Gloria CPA, an auditor for Smart Move, Inc., observed changes in certain Year 2 financial ratios or amounts from the Year 1 ratios or amounts. For each observed change, answer the following questions regarding possible explanations. (Assume that the turnover ratios were calculated using year-end balances.)

Inventory turnover decreased substantially from the prior year. Which of the following is a possible explanation for this finding?

- Items shipped FOB shipping point during December, Year 2 were included in Year 3 sales.

- Items shipped on consignment during the last month of the year were recorded as sales.

- A significant number of credit memos for returned merchandise that were issued during the last month of the year were not recorded.

- Year-end purchases of inventory were understated by incorrectly excluding items received before the year-end

Accounts receivable turnover decreased substantially from the prior year. Which of the following is not a possible explanation for this finding?

- Items shipped on consignment during the last month of the year were recorded as sales

- A significant number of credit memos for returned merchandise that were issued during the last month of the year were not recorded

- A larger percentage of sales occurred during the last month of the year, as compared to the prior year.

- Sales increased at a lower percentage than cost of goods sold increased, as compared to the prior year.

Allowance for doubtful accounts increased from the prior year, but allowance for doubtfull accounts as a percentage of accounts receivable decreased from the prior year. Which of the following is not a possible explanation for this finding?

- Items shipped on consignment during the last month of the year were recorded as sales

- A significant number of credit memos for returned merchandise that were issued during the last month of the year were not recorded.

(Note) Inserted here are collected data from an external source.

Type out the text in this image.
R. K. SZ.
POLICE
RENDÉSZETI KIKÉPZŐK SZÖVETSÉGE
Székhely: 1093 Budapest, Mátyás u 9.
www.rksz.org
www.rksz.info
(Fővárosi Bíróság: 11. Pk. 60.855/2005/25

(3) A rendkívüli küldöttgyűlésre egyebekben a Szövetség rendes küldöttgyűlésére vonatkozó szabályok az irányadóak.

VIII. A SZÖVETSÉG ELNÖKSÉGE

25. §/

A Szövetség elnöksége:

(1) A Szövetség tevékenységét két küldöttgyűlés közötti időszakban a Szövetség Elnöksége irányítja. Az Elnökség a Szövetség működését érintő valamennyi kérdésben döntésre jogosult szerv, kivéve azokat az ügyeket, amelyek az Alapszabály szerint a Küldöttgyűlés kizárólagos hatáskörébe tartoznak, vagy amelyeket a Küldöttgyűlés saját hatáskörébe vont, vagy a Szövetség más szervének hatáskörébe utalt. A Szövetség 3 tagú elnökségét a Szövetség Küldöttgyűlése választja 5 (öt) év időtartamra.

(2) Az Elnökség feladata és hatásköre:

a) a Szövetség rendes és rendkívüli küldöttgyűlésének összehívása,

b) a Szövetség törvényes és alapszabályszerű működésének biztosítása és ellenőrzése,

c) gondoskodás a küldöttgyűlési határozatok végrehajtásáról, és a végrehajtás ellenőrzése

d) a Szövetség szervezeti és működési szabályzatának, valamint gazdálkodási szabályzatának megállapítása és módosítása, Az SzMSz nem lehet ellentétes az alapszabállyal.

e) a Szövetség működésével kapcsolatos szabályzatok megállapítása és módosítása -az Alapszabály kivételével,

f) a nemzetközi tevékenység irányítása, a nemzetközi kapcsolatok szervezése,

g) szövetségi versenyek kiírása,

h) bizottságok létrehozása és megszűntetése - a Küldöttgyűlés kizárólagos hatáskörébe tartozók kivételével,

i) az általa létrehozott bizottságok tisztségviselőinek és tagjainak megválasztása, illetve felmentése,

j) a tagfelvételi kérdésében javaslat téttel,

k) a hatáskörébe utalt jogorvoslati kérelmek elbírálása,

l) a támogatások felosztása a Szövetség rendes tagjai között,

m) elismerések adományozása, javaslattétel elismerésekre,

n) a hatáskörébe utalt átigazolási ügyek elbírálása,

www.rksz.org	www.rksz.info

- A larger percentage of sales occurred during the last month of the year, as compared to the prior year.

- Sales increased at a greater percentage than cost of goods sold increased, as compared to the prior year

Long-term debt increased from the prior year, but interest expense increased a larger than proportionate amount than long-term debt. Which of the following is a possible explanation for this finding?

- A significant amount of long-term debt was paid off during the current year

- Long-term borrowing was refinanced on a short-term basis at a lower interest rates

- Short-term borrowing was refinanced on a long-term basis at lower interest rates

- Short-term borrowing was refinanced on a long-term basis at higher interest rates.

Operating income increased from the prior year although the entity was less profitable than in the prior year. Which of the following is not a possible explanation for this finding?

- Interest rates were higher during the current year than they were in the prior year

- Sales increased at a greater percentage than cost of goods sold increased, as compared to the prior year

- The effective income tax rate increased, as compared to the prior year.

- Short-term borrowing was refinanced on a long-term basis at higher interest rates

Gross margin percentage was unchanged from the prior year although gross margin increased from the prior year. Which of the following is a possible explanation for this finding?

- Selling, general, and administrative expenses increased at a greater percentage than cost of goods sold increased, as compared to the prior year.

- The same percentage of sales occurred during the last month of the year, as compared to the prior year

- Sales increased at the same percentage as cost of goods sold, as compared to the prior year

- The increase in operating income during the current year was partially offset by the increase in non-operating expenses.